Monday 18 October 2010

Private Places

There's been a bit of a row concerning Multrees Walk in the centre of Edinburgh:
Most people would probably agree that Multrees Walk is fairly attractive public space. There's no traffic, it has a high quality 'retail experience', there's a cafe where you can sit outside and watch life go by. Some of the shops have better than average window displays. Just don't try and take a photo of it, as overzealous security guards might start threatening you.
The planned demonstration by photographers took place today:
A flashmob of photographers descended on Multrees Walk today to protest against the treatment of Stefan Karpa, who was escorted off the exclusive shopping street by security guards last week.
I am both a libertarian and a keen photographer. So what are my views on this?

First, if Multrees Walk is indeed private property (though there seems to be some doubt) then the owners have every right to set whatever rules they like for those entering their property. Just as one does with one's own house.

Whether such rules are sensible or not is quite another matter. In my view, banning photography in property that is open for the public to enter at will is both stupid and offensive in the extreme. Especially in a city dependent on tourism. But the proper response is not to say that "there ought to be a law against it" but rather to take action in the free market against those initiating such rules.
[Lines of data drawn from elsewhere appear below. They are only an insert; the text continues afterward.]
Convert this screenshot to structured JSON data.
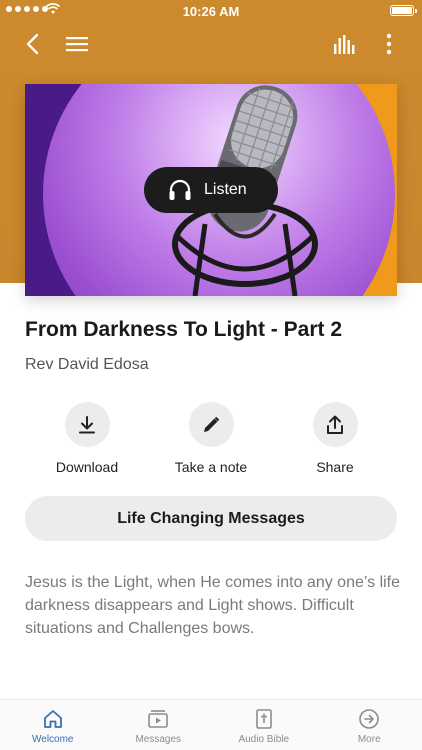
{
  "status_bar": {
    "time": "10:26 AM"
  },
  "hero": {
    "listen_label": "Listen"
  },
  "sermon": {
    "title": "From Darkness To Light - Part 2",
    "author": "Rev David Edosa",
    "description": "Jesus is the Light, when He comes into any one’s life darkness disappears and Light shows. Difficult situations and Challenges bows."
  },
  "actions": [
    {
      "label": "Download",
      "icon": "download-icon"
    },
    {
      "label": "Take a note",
      "icon": "pencil-icon"
    },
    {
      "label": "Share",
      "icon": "share-icon"
    }
  ],
  "collection_button": {
    "label": "Life Changing Messages"
  },
  "tabs": [
    {
      "label": "Welcome",
      "icon": "home-icon",
      "active": true
    },
    {
      "label": "Messages",
      "icon": "media-icon",
      "active": false
    },
    {
      "label": "Audio Bible",
      "icon": "bible-icon",
      "active": false
    },
    {
      "label": "More",
      "icon": "more-arrow-icon",
      "active": false
    }
  ],
  "colors": {
    "header": "#cd8a2d",
    "active_tab": "#3a6fb0",
    "hero_orange": "#ef9a1c",
    "hero_purple": "#4a1a86"
  }
}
I would suggest something like writing polite letters to the occupiers of the shops in Multrees Walk letting them know that one will boycott their businesses so long as this rule remains in place. Perhaps leaflets should be handed out to visiting camera-carrying tourists giving them a friendly warning about Multrees Walk's bizarre rules.

But there is another angle to this. The only alternative to privately owned streets is state owned streets. Whereas the owners of Multrees Walk would almost certainly capitulate to a vigorous (and well-deserved) campaign that threatened their profits, the state faces no such threat. A year or so ago we read about policemen in London interrogating visiting tourists who had been seen photographing red buses and Christmas decorations. The British photographic press has been up in arms about police persecution of photographers in publicly owned spaces for ages.

The whole point about private property is that it allows for all sorts of competing rules concerning interactions with non-owners. In a regime of totally privately owned streets I'd have little doubt that the owners of Multrees Walk would quickly realise that a speedy route to the bankruptcy court would be to annoy significant numbers of their tenants' customers. There is no such guarantee with a monopoly state owner.